A film, Sara’s Notebook, set in the Democratic Republic of the Congo and in it, a character named Sergio. A glass of rosé. 10.19 pm. Contemplating life’s synchronicities. I spend these early winter days in relative solitude and silence. Cooking and staying indoors. Watching noir films and sketching outlines of something of my own. Not sure what exactly yet; this and that. But the flow of it is what interest me now. Staying inspired, learning, soaking it all in. I like the noise of him returning home and when he refills the plate for a second time. Building blocks, slowly being placed atop each other. The synchronicities will take on a different shape with time.
Back to these. Something shorter and without pressure. I am redefining what a productive day means to me. Going for a walk, five or six kilometres in almost freezing temperatures. Making coffee and drinking it consciously. Cooking a meal for both of us with an intention. Not waiting for the right moment because it’ll never come; it’s always now. Reading for an hour or two even. Listening to an audiobook without drifting away after five minutes. Setting intentions. Knowing that I am not the body nor the mind. Focusing on living and not on being productive.

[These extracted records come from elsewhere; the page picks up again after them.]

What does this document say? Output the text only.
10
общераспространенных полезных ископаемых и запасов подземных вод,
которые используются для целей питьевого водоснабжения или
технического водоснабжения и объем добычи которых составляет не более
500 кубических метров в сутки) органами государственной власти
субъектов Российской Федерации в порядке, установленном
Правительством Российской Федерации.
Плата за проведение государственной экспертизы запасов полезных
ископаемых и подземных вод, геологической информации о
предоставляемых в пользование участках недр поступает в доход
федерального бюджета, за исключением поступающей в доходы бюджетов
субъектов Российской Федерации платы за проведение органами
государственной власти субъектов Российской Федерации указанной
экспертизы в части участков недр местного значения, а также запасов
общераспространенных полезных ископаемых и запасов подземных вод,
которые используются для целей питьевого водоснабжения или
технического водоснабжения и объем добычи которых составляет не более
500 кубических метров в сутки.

“Consider this: You can see less than 1% of the electromagnetic spectrum and hear less than 1% of the acoustic spectrum. As you read this, you are travelling at 220 km/sec across the galaxy. 90% of the cells in your body carry their own microbial DNA and are not “you.” The atoms in your body are 99.9999999999999999% empty space and none of them are the ones you were born with, but they all originated in the belly of a star. Human beings have 46 chromosomes, 2 less than the common potato. The existence of the rainbow depends on the conical photoreceptors in your eyes; to animals without cones, the rainbow does not exist. So you don’t just look at a rainbow, you create it.”
NASA Lunar Science Institute, 2012
On a similar note, I’m currently reading The Body: A Guide for Occupants by Bill Bryson and fully recommend it.
Dear Zindagi. It’s been a while since I could relate to a female character as much as I did with Kaira. It’s not just the mess of her life in general but the inability to get a message across despite being mostly a creative and compassionate individual. The anger and the resentment towards society. Abandonment at the centre of it, as always. Sometimes even being the abandonee. It works both ways, you know? The symbolism of seeing another person’s name everywhere even though that’s not what it is. The way we both listen to our own music in a loud, crowded club. The older male character who helps her sort out her life. Perhaps, the same way the guitarist filled his own version of the role in my life almost a decade back. It was all too familiar, dear life.
I used to be able to do this. Write simply and without restraints. I no longer can. There are stories brimming inside me, waiting to be put on paper. I am not sure what stops me. I am not sure why I am afraid. So if the words are ugly? What if it didn’t make sense in the beginning at all? The thing is to start.
Because of the way I have constructed in my head right now, I am not entirely sure I am holding up to the truth. Maybe it was all different. Maybe I’ve made it all sound nicer and better because I am afraid of what the truth was. That I knew all along but betrayed myself and still went through with it. I digress.
I am disrespecting myself by not writing. My own life. I started a series of short stories at the beginning of the year and I never finished it. There was too much London in it, too much of everything. I never completed the B&B story. I have never actually written anything at all and yet it is still all there waiting to be finished. It’s been eight years since I wrote the 2011 piece. All those pages of my life back then. How I used to live. Maybe it wasn’t all right, but my words actually used to spark an emotion.
What do I have now? Only this.
Jack Johnson idealised Sunday mornings, banana pancakes, and living where the waves are for me. And I am okay with it. Every day I am somehow closer. I take the train to and from Kutná Hora, mostly back to Prague but sometimes also to Pardubice, Brno, and any other place that feels like it might make me feel better. I want what I have but I also dream of these ideals. Of living closer to the sea, of living less individualistically, and of not being afraid of failure.
In retrospect, the trip to London in May was paramount to what my life would become just weeks later. I didn’t know it then, of course, although, I did feel it. I definitely felt something. To feel sorry for myself would be pointless. This journey took seven years but I am here now. The exit is painless and wholesome. There’s no doubt. The sun tells me I am right. Enough with the emotional crumbs, it is time for a full meal. It feels so light to be free. This is what I wrote then and this is what carried me all the way here. It feels so good.